33. Oklahoma WR CeeDee Lamb
Lamb isn’t just a one-handed catch aficionado—he’s one of the most complete wideouts in all of college football. He put up 1,158 yards and 11 touchdowns last season on 17.8 yards per catch, terrorizing defenses both by running under rainbow deep balls and making contested catches along the sidelines. Oklahoma loses Kyler Murray and Hollywood Brown, but it shouldn’t miss too much of a beat with Jalen Hurts at quarterback and Lamb back at receiver.
32. Alabama OL Alex Leatherwood
Leatherwood, the latest mauling Alabama offensive lineman, helped open holes for the Tide’s dominant running game last season as a right guard. Leatherwood might be the best interior run-blocker in the country, and he should be in the thick of the All-American conversation in his second season as a full-time starter. When Najee Harris is galloping into opposing secondaries this season, look for Leatherwood clearing out helpless defenders along the way.
31. Notre Dame DL Julian Okwara
Okwara lives in opposing backfields. He accrued eight sacks and 21 hurries last season, and he returns as the lynchpin of a Notre Dame defensive line that will need to be strong after some turnover at linebacker. With the speed to chase down quarterbacks and the athleticism to shed offensive lineman with ease, Okwara is one of the best edge-rushers in the country.
30. Virginia CB Bryce Hall
The Cavaliers' surprising 2018 run that came up just short of an ACC Coastal title was spearheaded by a sturdy defense that Hall distinguished himself as one of the stars of. As a junior, he tied for the FBS lead with 24 passes defensed, including a nation-leading 22 breakups. With a next-level frame at a listed 6'1" and 200 pounds, he enters his final season of college ball with the immense respect of opposing offensive coordinators.
29. Vanderbilt RB Ke'Shawn Vaughn
With quarterback Kyle Shurmur gone, the Vanderbilt offense will start and end with Vaughn. A powerful north-south runner who’s slippery in space, Vaughn amassed 1,244 yards and 12 touchdowns last season in his first with the Commodores after transferring from Illinois, and he enters 2019 as one of the most underrated backs in the country. Expect a ton of carries from Vaughn this season.

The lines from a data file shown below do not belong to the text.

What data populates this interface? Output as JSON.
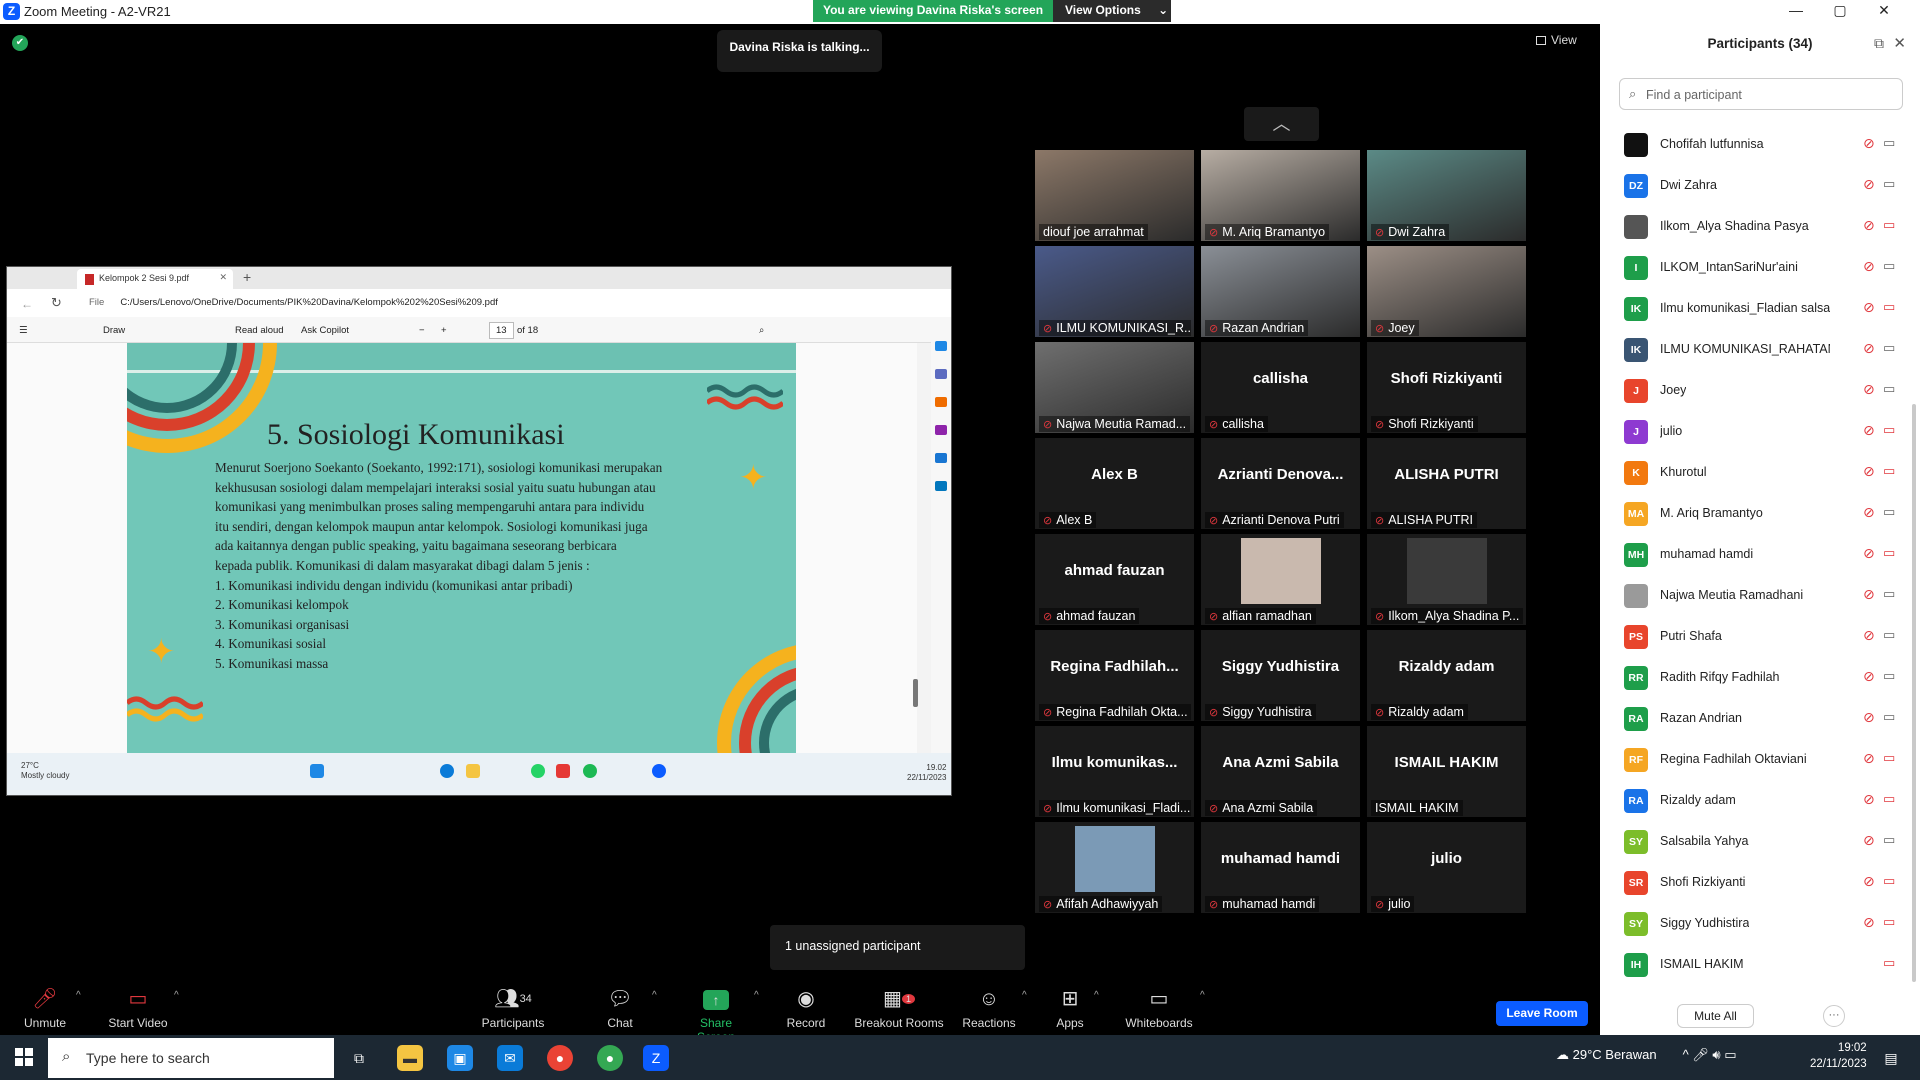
{
  "window": {
    "title": "Zoom Meeting - A2-VR21",
    "controls": [
      "—",
      "▢",
      "✕"
    ]
  },
  "banner": {
    "viewing": "You are viewing Davina Riska's screen",
    "view_options": "View Options",
    "chevron": "⌄"
  },
  "talking": "Davina Riska is talking...",
  "view_button": "View",
  "pdf": {
    "tab": "Kelompok 2 Sesi 9.pdf",
    "url_label": "File",
    "url": "C:/Users/Lenovo/OneDrive/Documents/PIK%20Davina/Kelompok%202%20Sesi%209.pdf",
    "draw": "Draw",
    "read_aloud": "Read aloud",
    "ask_copilot": "Ask Copilot",
    "page": "13",
    "of": "of 18",
    "slide_title": "5. Sosiologi Komunikasi",
    "slide_lines": [
      "Menurut Soerjono Soekanto (Soekanto, 1992:171), sosiologi komunikasi merupakan",
      "kekhususan sosiologi dalam mempelajari interaksi sosial yaitu suatu hubungan atau",
      "komunikasi yang menimbulkan proses saling mempengaruhi antara para individu",
      "itu sendiri, dengan kelompok maupun antar kelompok. Sosiologi komunikasi juga",
      "ada kaitannya dengan public speaking, yaitu bagaimana seseorang berbicara",
      "kepada publik. Komunikasi di dalam masyarakat dibagi dalam 5 jenis :",
      "1. Komunikasi individu dengan individu (komunikasi antar pribadi)",
      "2. Komunikasi kelompok",
      "3. Komunikasi organisasi",
      "4. Komunikasi sosial",
      "5. Komunikasi massa"
    ],
    "weather_temp": "27°C",
    "weather_desc": "Mostly cloudy",
    "time": "19.02",
    "date": "22/11/2023"
  },
  "tiles": [
    {
      "big": "",
      "name": "diouf joe arrahmat",
      "muted": false,
      "video": true,
      "color": "#8c7868"
    },
    {
      "big": "",
      "name": "M. Ariq Bramantyo",
      "muted": true,
      "video": true,
      "color": "#b7ada3"
    },
    {
      "big": "",
      "name": "Dwi Zahra",
      "muted": true,
      "video": true,
      "color": "#5b8a86"
    },
    {
      "big": "",
      "name": "ILMU KOMUNIKASI_R...",
      "muted": true,
      "video": true,
      "color": "#4a5a8a"
    },
    {
      "big": "",
      "name": "Razan Andrian",
      "muted": true,
      "video": true,
      "color": "#8a8f96"
    },
    {
      "big": "",
      "name": "Joey",
      "muted": true,
      "video": true,
      "color": "#9c8f86"
    },
    {
      "big": "",
      "name": "Najwa Meutia Ramad...",
      "muted": true,
      "video": true,
      "color": "#6f6f6f"
    },
    {
      "big": "callisha",
      "name": "callisha",
      "muted": true,
      "video": false
    },
    {
      "big": "Shofi Rizkiyanti",
      "name": "Shofi Rizkiyanti",
      "muted": true,
      "video": false
    },
    {
      "big": "Alex B",
      "name": "Alex B",
      "muted": true,
      "video": false
    },
    {
      "big": "Azrianti  Denova...",
      "name": "Azrianti Denova Putri",
      "muted": true,
      "video": false
    },
    {
      "big": "ALISHA PUTRI",
      "name": "ALISHA PUTRI",
      "muted": true,
      "video": false
    },
    {
      "big": "ahmad fauzan",
      "name": "ahmad fauzan",
      "muted": true,
      "video": false
    },
    {
      "big": "",
      "name": "alfian ramadhan",
      "muted": true,
      "video": false,
      "photo": "#c9b9ae"
    },
    {
      "big": "",
      "name": "Ilkom_Alya Shadina P...",
      "muted": true,
      "video": false,
      "photo": "#3a3a3a"
    },
    {
      "big": "Regina  Fadhilah...",
      "name": "Regina Fadhilah Okta...",
      "muted": true,
      "video": false
    },
    {
      "big": "Siggy Yudhistira",
      "name": "Siggy Yudhistira",
      "muted": true,
      "video": false
    },
    {
      "big": "Rizaldy adam",
      "name": "Rizaldy adam",
      "muted": true,
      "video": false
    },
    {
      "big": "Ilmu  komunikas...",
      "name": "Ilmu komunikasi_Fladi...",
      "muted": true,
      "video": false
    },
    {
      "big": "Ana Azmi Sabila",
      "name": "Ana Azmi Sabila",
      "muted": true,
      "video": false
    },
    {
      "big": "ISMAIL HAKIM",
      "name": "ISMAIL HAKIM",
      "muted": false,
      "video": false
    },
    {
      "big": "",
      "name": "Afifah Adhawiyyah",
      "muted": true,
      "video": false,
      "photo": "#7b9ab6"
    },
    {
      "big": "muhamad hamdi",
      "name": "muhamad hamdi",
      "muted": true,
      "video": false
    },
    {
      "big": "julio",
      "name": "julio",
      "muted": true,
      "video": false
    }
  ],
  "unassigned": "1 unassigned participant",
  "toolbar": {
    "unmute": "Unmute",
    "start_video": "Start Video",
    "participants": "Participants",
    "participant_count": "34",
    "chat": "Chat",
    "share": "Share Screen",
    "record": "Record",
    "breakout": "Breakout Rooms",
    "breakout_badge": "1",
    "reactions": "Reactions",
    "apps": "Apps",
    "whiteboards": "Whiteboards",
    "leave": "Leave Room"
  },
  "panel": {
    "title": "Participants (34)",
    "search_placeholder": "Find a participant",
    "mute_all": "Mute All",
    "more": "···",
    "people": [
      {
        "i": "",
        "n": "Chofifah lutfunnisa",
        "c": "#111111",
        "v": false
      },
      {
        "i": "DZ",
        "n": "Dwi Zahra",
        "c": "#1a73e8",
        "v": false
      },
      {
        "i": "",
        "n": "Ilkom_Alya Shadina Pasya",
        "c": "#555555",
        "v": true
      },
      {
        "i": "I",
        "n": "ILKOM_IntanSariNur'aini",
        "c": "#1e9e4a",
        "v": false
      },
      {
        "i": "IK",
        "n": "Ilmu komunikasi_Fladian salsabi...",
        "c": "#1e9e4a",
        "v": true
      },
      {
        "i": "IK",
        "n": "ILMU KOMUNIKASI_RAHATAMA...",
        "c": "#3a5573",
        "v": false
      },
      {
        "i": "J",
        "n": "Joey",
        "c": "#e8452c",
        "v": false
      },
      {
        "i": "J",
        "n": "julio",
        "c": "#8e3ad1",
        "v": true
      },
      {
        "i": "K",
        "n": "Khurotul",
        "c": "#f2790f",
        "v": true
      },
      {
        "i": "MA",
        "n": "M. Ariq Bramantyo",
        "c": "#f5a623",
        "v": false
      },
      {
        "i": "MH",
        "n": "muhamad hamdi",
        "c": "#1e9e4a",
        "v": true
      },
      {
        "i": "",
        "n": "Najwa Meutia Ramadhani",
        "c": "#9a9a9a",
        "v": false
      },
      {
        "i": "PS",
        "n": "Putri Shafa",
        "c": "#e8452c",
        "v": false
      },
      {
        "i": "RR",
        "n": "Radith Rifqy Fadhilah",
        "c": "#1e9e4a",
        "v": false
      },
      {
        "i": "RA",
        "n": "Razan Andrian",
        "c": "#1e9e4a",
        "v": false
      },
      {
        "i": "RF",
        "n": "Regina Fadhilah Oktaviani",
        "c": "#f5a623",
        "v": true
      },
      {
        "i": "RA",
        "n": "Rizaldy adam",
        "c": "#1a73e8",
        "v": true
      },
      {
        "i": "SY",
        "n": "Salsabila Yahya",
        "c": "#7cbd2a",
        "v": false
      },
      {
        "i": "SR",
        "n": "Shofi Rizkiyanti",
        "c": "#e8452c",
        "v": true
      },
      {
        "i": "SY",
        "n": "Siggy Yudhistira",
        "c": "#7cbd2a",
        "v": true
      },
      {
        "i": "IH",
        "n": "ISMAIL HAKIM",
        "c": "#1e9e4a",
        "v": true,
        "unmuted": true
      }
    ]
  },
  "taskbar": {
    "search": "Type here to search",
    "weather": "29°C  Berawan",
    "time": "19:02",
    "date": "22/11/2023"
  }
}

28. Oklahoma QB Jalen Hurts
You know the story. Hurts took Alabama to two-straight national championships as an underclassmen before losing the starting job to Tua Tagovailoa, and last season he played a key role in relief by helping the Crimson Tide stave off Georgia when Tagovailoa went down in the SEC championship. Now, Hurts is at Oklahoma as a grad transfer, poised to take over a Lincoln Riley offense that’s seen its last two quarterbacks win the Heisman Trophy and go No. 1 overall in the draft. All offseason rumblings point to Hurts fitting in seamlessly with the Sooners.
27. Oklahoma State WR Tylan Wallace
While Kyler Murray and Hollywood Brown stole most of the headlines last season, another player in the state of Oklahoma put up monster numbers: Tylan Wallace. Wallace had 1,491 yards and 12 touchdowns in 2019, and he routinely made contested catches look easy. The Cowboys will break in a new quarterback this fall, so having a reliable pass-catcher like Wallace should make the transition smoother.
26. Auburn DL Nick Coe
Auburn enters the 2019 season with as ferocious a defensive line as any, and Coe is part of the reason why. He made a leap from two sacks as a freshman in 2017 to seven last season, and he should be a major problem for opposing offensive tackles this fall. Good luck trying to deal with a defensive line that features Coe, Derrick Brown and Marlon Davidson.